Product Hunt–style comments (not star reviews)
  • No comments yet — start the thread.
general reviews

Ratings

4.644 reviews
  • Nia Flores· Dec 28, 2024

    github-actions-templates has been reliable in day-to-day use. Documentation quality is above average for community skills.

  • Jin Brown· Dec 28, 2024

    Keeps context tight: github-actions-templates is the kind of skill you can hand to a new teammate without a long onboarding doc.

  • Kiara Gupta· Dec 16, 2024

    We added github-actions-templates from the explainx registry; install was straightforward and the SKILL.md answered most questions upfront.

  • Shikha Mishra· Dec 8, 2024

    Keeps context tight: github-actions-templates is the kind of skill you can hand to a new teammate without a long onboarding doc.

  • Min Wang· Dec 4, 2024

    github-actions-templates reduced setup friction for our internal harness; good balance of opinion and flexibility.
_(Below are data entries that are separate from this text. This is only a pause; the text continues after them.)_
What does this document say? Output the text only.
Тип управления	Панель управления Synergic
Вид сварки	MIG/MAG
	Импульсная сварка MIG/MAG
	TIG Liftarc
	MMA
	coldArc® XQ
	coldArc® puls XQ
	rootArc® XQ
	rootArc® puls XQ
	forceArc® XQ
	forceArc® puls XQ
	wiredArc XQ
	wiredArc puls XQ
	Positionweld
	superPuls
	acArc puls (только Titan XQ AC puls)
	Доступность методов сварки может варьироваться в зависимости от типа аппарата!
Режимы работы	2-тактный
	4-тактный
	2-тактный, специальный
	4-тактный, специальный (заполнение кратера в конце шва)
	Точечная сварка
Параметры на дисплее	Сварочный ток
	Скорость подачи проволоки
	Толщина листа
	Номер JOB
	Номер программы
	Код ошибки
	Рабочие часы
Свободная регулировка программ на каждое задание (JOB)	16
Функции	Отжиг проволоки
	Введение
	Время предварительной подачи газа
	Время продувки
  • Min Sanchez· Nov 23, 2024

    I recommend github-actions-templates for anyone iterating fast on agent tooling; clear intent and a small, reviewable surface area.

  • Diego White· Nov 19, 2024

    github-actions-templates fits our agent workflows well — practical, well scoped, and easy to wire into existing repos.

  • Ren Farah· Nov 7, 2024

    Solid pick for teams standardizing on skills: github-actions-templates is focused, and the summary matches what you get after install.

  • Sakura Haddad· Oct 26, 2024

    github-actions-templates has been reliable in day-to-day use. Documentation quality is above average for community skills.

  • Jin Agarwal· Oct 14, 2024

    Useful defaults in github-actions-templates — fewer surprises than typical one-off scripts, and it plays nicely with `npx skills` flows.